Is It Like Inbreeding?

Yes. In nature, when animals or plants breed within a narrow gene pool, they lose resilience and pick up more problems because there isn’t enough variety. The same goes for AI: if it keeps “breeding” from its own limited pool of recycled content, flaws build up—more errors, less creativity, and outputs that all sound the same. Just as a species needs fresh genes to stay healthy, AI needs ongoing human input to remain strong and useful.

What Could Go Wrong?

We’re already seeing warning signs, such as online spaces filling with AI-written articles that aren’t as good or trustworthy. If the trend continues, expect:

  • Less Creativity: AI could get stuck repeating the same patterns, hurting art, writing, and invention.
  • Real-World Problems: Businesses using AI for ads or news might spread bad information, losing public trust.
  • Bigger Issues: Recycling errors could let biases or fake facts spread like wildfire.

Labeling AI content and collecting more real human work are quick ways to slow this slide.

Predicting Model Collapse: When Could It Happen?

Researchers say the risk isn’t some distant sci-fi worry—it could show up soon.

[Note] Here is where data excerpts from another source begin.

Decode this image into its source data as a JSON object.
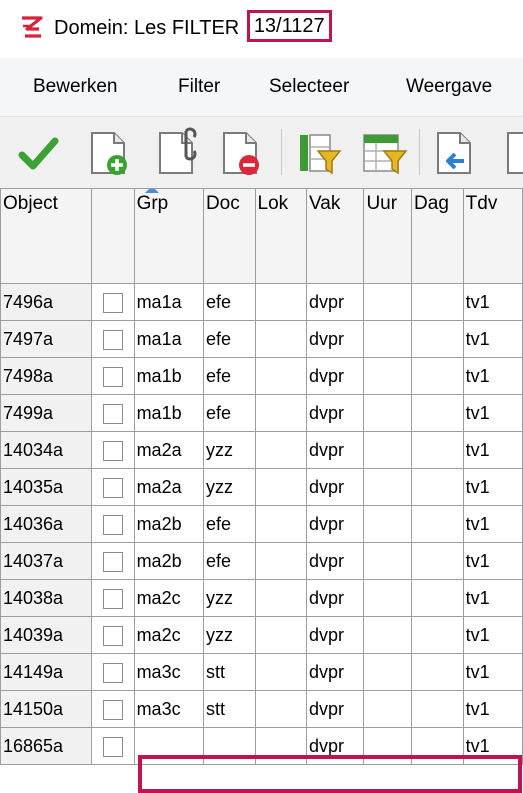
{
  "window": {
    "title_prefix": "Domein: Les FILTER",
    "title_count": "13/1127"
  },
  "menu": {
    "items": [
      "Bewerken",
      "Filter",
      "Selecteer",
      "Weergave"
    ]
  },
  "toolbar": {
    "icons": [
      "checkmark-icon",
      "new-document-icon",
      "edit-document-icon",
      "delete-document-icon",
      "column-filter-icon",
      "table-filter-icon",
      "back-document-icon",
      "partial-document-icon"
    ]
  },
  "grid": {
    "columns": [
      "Object",
      "",
      "Grp",
      "Doc",
      "Lok",
      "Vak",
      "Uur",
      "Dag",
      "Tdv"
    ],
    "sorted_column": "Grp",
    "rows": [
      {
        "object": "7496a",
        "grp": "ma1a",
        "doc": "efe",
        "lok": "",
        "vak": "dvpr",
        "uur": "",
        "dag": "",
        "tdv": "tv1"
      },
      {
        "object": "7497a",
        "grp": "ma1a",
        "doc": "efe",
        "lok": "",
        "vak": "dvpr",
        "uur": "",
        "dag": "",
        "tdv": "tv1"
      },
      {
        "object": "7498a",
        "grp": "ma1b",
        "doc": "efe",
        "lok": "",
        "vak": "dvpr",
        "uur": "",
        "dag": "",
        "tdv": "tv1"
      },
      {
        "object": "7499a",
        "grp": "ma1b",
        "doc": "efe",
        "lok": "",
        "vak": "dvpr",
        "uur": "",
        "dag": "",
        "tdv": "tv1"
      },
      {
        "object": "14034a",
        "grp": "ma2a",
        "doc": "yzz",
        "lok": "",
        "vak": "dvpr",
        "uur": "",
        "dag": "",
        "tdv": "tv1"
      },
      {
        "object": "14035a",
        "grp": "ma2a",
        "doc": "yzz",
        "lok": "",
        "vak": "dvpr",
        "uur": "",
        "dag": "",
        "tdv": "tv1"
      },
      {
        "object": "14036a",
        "grp": "ma2b",
        "doc": "efe",
        "lok": "",
        "vak": "dvpr",
        "uur": "",
        "dag": "",
        "tdv": "tv1"
      },
      {
        "object": "14037a",
        "grp": "ma2b",
        "doc": "efe",
        "lok": "",
        "vak": "dvpr",
        "uur": "",
        "dag": "",
        "tdv": "tv1"
      },
      {
        "object": "14038a",
        "grp": "ma2c",
        "doc": "yzz",
        "lok": "",
        "vak": "dvpr",
        "uur": "",
        "dag": "",
        "tdv": "tv1"
      },
      {
        "object": "14039a",
        "grp": "ma2c",
        "doc": "yzz",
        "lok": "",
        "vak": "dvpr",
        "uur": "",
        "dag": "",
        "tdv": "tv1"
      },
      {
        "object": "14149a",
        "grp": "ma3c",
        "doc": "stt",
        "lok": "",
        "vak": "dvpr",
        "uur": "",
        "dag": "",
        "tdv": "tv1"
      },
      {
        "object": "14150a",
        "grp": "ma3c",
        "doc": "stt",
        "lok": "",
        "vak": "dvpr",
        "uur": "",
        "dag": "",
        "tdv": "tv1"
      },
      {
        "object": "16865a",
        "grp": "",
        "doc": "",
        "lok": "",
        "vak": "dvpr",
        "uur": "",
        "dag": "",
        "tdv": "tv1"
      }
    ]
  },
  "colors": {
    "highlight": "#c0144c",
    "grid_line": "#9d9d9d",
    "menubar_bg": "#f5f6f7",
    "toolbar_bg": "#f0f0f0"
  }
}
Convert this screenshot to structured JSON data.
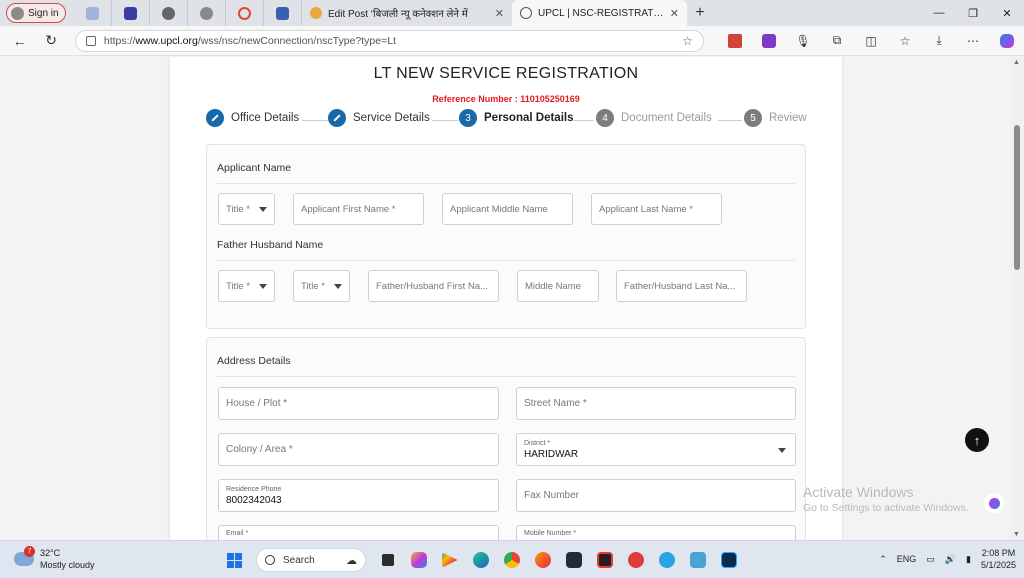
{
  "browser": {
    "profile_label": "Sign in",
    "tabs": [
      {
        "title": "Edit Post ‘बिजली न्यू कनेक्शन लेने में"
      },
      {
        "title": "UPCL | NSC-REGISTRATION"
      }
    ],
    "url_prefix": "https://",
    "url_host": "www.upcl.org",
    "url_path": "/wss/nsc/newConnection/nscType?type=Lt"
  },
  "page": {
    "heading": "LT NEW SERVICE REGISTRATION",
    "reference": "Reference Number : 110105250169",
    "steps": [
      {
        "num": "",
        "label": "Office Details",
        "state": "done"
      },
      {
        "num": "",
        "label": "Service Details",
        "state": "done"
      },
      {
        "num": "3",
        "label": "Personal Details",
        "state": "current"
      },
      {
        "num": "4",
        "label": "Document Details",
        "state": "todo"
      },
      {
        "num": "5",
        "label": "Review",
        "state": "todo"
      }
    ]
  },
  "applicant": {
    "section_title": "Applicant Name",
    "title": "Title *",
    "first_name": "Applicant First Name *",
    "middle_name": "Applicant Middle Name",
    "last_name": "Applicant Last Name *",
    "father_title": "Father Husband Name",
    "father_title_1": "Title *",
    "father_title_2": "Title *",
    "father_first": "Father/Husband First Na...",
    "father_middle": "Middle Name",
    "father_last": "Father/Husband Last Na..."
  },
  "address": {
    "section_title": "Address Details",
    "house": "House / Plot *",
    "street": "Street Name *",
    "colony": "Colony / Area *",
    "district_label": "District *",
    "district_value": "HARIDWAR",
    "residence_label": "Residence Phone",
    "residence_value": "8002342043",
    "fax": "Fax Number",
    "email_label": "Email *",
    "mobile_label": "Mobile Number *"
  },
  "overlay": {
    "activate_title": "Activate Windows",
    "activate_sub": "Go to Settings to activate Windows."
  },
  "taskbar": {
    "temp": "32°C",
    "weather": "Mostly cloudy",
    "weather_badge": "7",
    "search": "Search",
    "lang": "ENG",
    "time": "2:08 PM",
    "date": "5/1/2025"
  }
}
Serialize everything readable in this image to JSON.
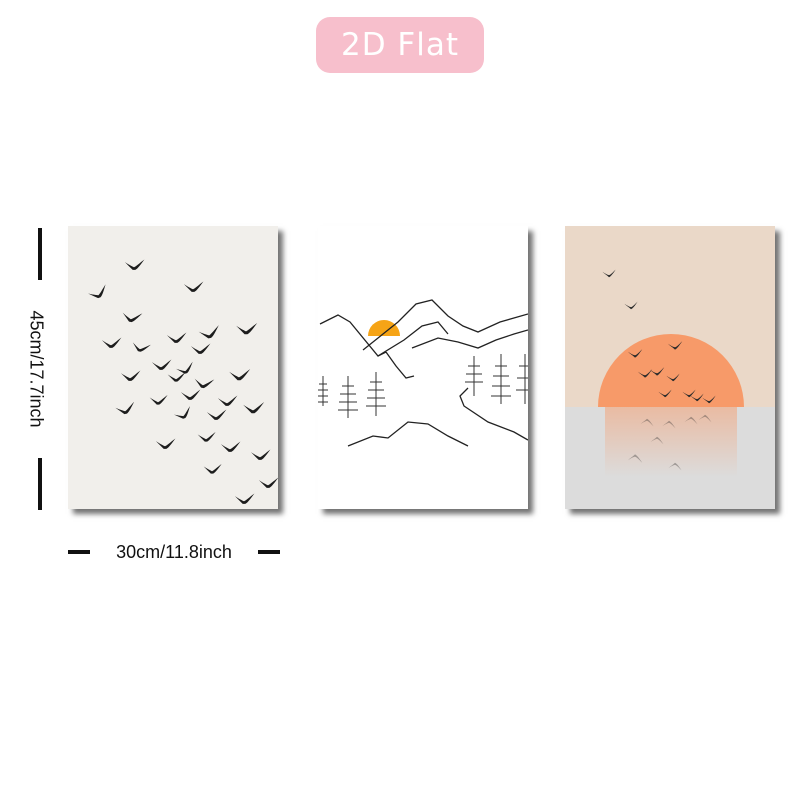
{
  "badge": {
    "label": "2D Flat",
    "background": "#f7bfcc",
    "text_color": "#ffffff"
  },
  "dimensions": {
    "height_label": "45cm/17.7inch",
    "width_label": "30cm/11.8inch"
  },
  "panels": [
    {
      "name": "birds-flock-print",
      "background": "#f1efeb"
    },
    {
      "name": "mountain-line-art-print",
      "background": "#ffffff",
      "sun_color": "#f6a416"
    },
    {
      "name": "sunset-birds-print",
      "sky": "#ead8c8",
      "sun": "#f79a69",
      "water": "#dcdcdc"
    }
  ]
}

  • A 2024 Nature study proved collapse can happen after just a few generations of models training on each other’s outputs.
  • Several AI labs flag 2025 as a critical tipping point—by April 2025, roughly three-quarters of new web pages already contained some AI-generated text, sharply increasing the odds that new models will be trained on recycled material.[
  • Human-in-the-loop researchers also rate 2025 as the year collapse becomes a front-burner concern if data pipelines don’t change.
  • One high-profile scenario dubbed “AI 2027” imagines full-scale collapse by 2027 if self-reinforcing feedback loops keep amplifying today’s flaws.

Put simply, if we keep pouring mostly synthetic data into new models, visible quality drops could appear within the next couple of years, with more severe breakdowns possible before the decade ends.

Ways to Keep It Steady

The good news: we can fix this before the house of cards falls.

  • Track the source of training data so engineers know how much is human versus AI-generated.
  • Watermark or tag AI content so future models can filter it out or down-weight it.
  • Keep humans in the loop—edit, fact-check, and add fresh perspectives that algorithms miss.
  • Treat AI as a sidekick, not a replacement; real creativity and critical thinking still come from people.

Handle those steps well, and the AI house of cards can turn into a more solid structure—one that benefits from AI’s speed and scale without losing the irreplaceable value of human ideas.

 

Want to learn more? AI has been a subject of my writing for several years, and CGNET has offered AI user training and implementation for both large and small scale organizations.   I would love to answer your questions! Please check out our website or drop me a line at g.*******@***et.com.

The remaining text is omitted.